During one of their rest periods in a small chamber, Gawain had remarked how sprightly and sure-footed Martan was, for all his years. He couldn't believe the old man had been denied the mines in Threlland through age. This drew an astonished look from the elderly miner.

"When the time comes you can't cut ten times yer length in a day, what good are you to anyone?"

Gawain shook his head sadly, and with awe. He doubted he himself could cut half his own length in a day, in this unyielding rock. Threlland hills were softer, Martan had explained gently, hoping that Gawain wouldn't feel too dreadfully inadequate that humans were so inept underground.

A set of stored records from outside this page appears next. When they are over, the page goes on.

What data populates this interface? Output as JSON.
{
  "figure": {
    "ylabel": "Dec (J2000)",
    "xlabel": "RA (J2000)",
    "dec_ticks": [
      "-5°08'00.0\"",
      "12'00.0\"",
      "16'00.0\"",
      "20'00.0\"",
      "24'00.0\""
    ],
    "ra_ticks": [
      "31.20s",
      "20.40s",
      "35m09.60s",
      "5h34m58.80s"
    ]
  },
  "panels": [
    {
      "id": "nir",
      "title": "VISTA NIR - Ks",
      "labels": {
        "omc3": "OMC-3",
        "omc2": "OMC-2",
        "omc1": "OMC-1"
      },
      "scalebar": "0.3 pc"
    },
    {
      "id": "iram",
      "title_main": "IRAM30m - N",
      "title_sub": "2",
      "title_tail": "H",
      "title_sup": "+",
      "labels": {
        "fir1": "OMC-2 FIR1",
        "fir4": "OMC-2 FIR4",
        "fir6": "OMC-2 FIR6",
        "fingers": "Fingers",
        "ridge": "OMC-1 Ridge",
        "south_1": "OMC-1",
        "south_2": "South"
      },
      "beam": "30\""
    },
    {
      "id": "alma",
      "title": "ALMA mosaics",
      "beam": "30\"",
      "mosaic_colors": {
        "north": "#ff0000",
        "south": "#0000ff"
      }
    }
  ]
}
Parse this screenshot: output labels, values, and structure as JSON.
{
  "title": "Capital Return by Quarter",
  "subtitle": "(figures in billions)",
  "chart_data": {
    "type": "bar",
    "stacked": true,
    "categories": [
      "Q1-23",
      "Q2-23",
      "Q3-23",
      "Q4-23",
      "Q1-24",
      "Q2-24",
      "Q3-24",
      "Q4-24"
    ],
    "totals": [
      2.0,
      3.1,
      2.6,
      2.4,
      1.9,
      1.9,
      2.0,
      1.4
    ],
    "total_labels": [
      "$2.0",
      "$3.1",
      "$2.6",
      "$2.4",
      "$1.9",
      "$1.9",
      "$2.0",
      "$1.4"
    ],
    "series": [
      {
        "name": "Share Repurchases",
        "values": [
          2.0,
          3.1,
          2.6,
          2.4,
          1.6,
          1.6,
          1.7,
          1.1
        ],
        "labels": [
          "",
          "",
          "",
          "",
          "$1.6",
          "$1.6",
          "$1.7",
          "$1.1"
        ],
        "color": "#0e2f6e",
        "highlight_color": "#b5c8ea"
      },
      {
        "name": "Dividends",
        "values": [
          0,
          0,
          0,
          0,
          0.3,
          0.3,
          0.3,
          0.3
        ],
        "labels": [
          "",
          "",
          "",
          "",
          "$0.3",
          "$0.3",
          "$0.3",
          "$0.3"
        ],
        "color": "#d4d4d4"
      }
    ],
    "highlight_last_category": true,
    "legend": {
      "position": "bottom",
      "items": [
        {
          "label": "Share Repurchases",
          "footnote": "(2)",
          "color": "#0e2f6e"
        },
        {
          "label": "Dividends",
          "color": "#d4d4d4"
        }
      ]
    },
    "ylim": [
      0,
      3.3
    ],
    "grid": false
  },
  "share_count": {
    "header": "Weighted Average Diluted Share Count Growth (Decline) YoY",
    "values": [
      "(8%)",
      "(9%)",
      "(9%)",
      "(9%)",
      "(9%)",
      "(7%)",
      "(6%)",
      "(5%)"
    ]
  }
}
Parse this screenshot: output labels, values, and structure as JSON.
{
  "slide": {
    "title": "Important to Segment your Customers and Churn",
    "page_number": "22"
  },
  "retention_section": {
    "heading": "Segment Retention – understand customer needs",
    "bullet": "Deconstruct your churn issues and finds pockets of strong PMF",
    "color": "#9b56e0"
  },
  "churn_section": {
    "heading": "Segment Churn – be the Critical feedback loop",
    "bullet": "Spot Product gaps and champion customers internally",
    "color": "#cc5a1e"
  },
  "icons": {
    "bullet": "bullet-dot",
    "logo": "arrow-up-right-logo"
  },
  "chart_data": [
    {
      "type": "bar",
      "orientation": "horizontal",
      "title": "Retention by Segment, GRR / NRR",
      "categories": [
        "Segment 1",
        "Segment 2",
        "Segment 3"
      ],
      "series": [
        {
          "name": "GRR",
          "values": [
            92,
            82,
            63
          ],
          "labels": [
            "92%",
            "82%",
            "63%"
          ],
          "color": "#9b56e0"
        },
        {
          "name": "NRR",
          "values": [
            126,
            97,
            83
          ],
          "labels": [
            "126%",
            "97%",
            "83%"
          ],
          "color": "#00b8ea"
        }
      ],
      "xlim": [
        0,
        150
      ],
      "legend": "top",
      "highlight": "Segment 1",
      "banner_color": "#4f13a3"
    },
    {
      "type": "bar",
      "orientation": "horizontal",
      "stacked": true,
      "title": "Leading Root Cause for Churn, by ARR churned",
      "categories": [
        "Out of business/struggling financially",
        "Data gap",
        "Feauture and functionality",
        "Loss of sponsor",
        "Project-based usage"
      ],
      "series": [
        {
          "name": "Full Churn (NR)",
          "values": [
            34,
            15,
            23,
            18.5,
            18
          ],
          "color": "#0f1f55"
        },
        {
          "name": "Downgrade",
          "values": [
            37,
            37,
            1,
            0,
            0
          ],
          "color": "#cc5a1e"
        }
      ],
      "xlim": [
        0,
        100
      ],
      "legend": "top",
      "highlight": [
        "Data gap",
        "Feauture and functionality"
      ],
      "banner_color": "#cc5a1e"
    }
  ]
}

Gawain had long given up attempting to measure time, and instead measured their progress by rest-chambers and the rate at which his frak was diminishing. Martan had said not to worry, he would tell Gawain when it was time to return to Threlland, if they found no sign of the Ramoths.

But they did. Tooling sounds began to echo faintly, and then they grew louder. Still the tunnels were dwarfcut, but here and there, in the rest-chambers, they found an increasing number of signs that humans had attempted to heighten the walls for easier access. The tooling sounds grew louder still, and Martan grew nervous, closing the shutter on his glowstone lamp so that barely a glimmer lit the way ahead. Gawain shut his down completely, following Martan by sound alone until his eyes adjusted to the darkness.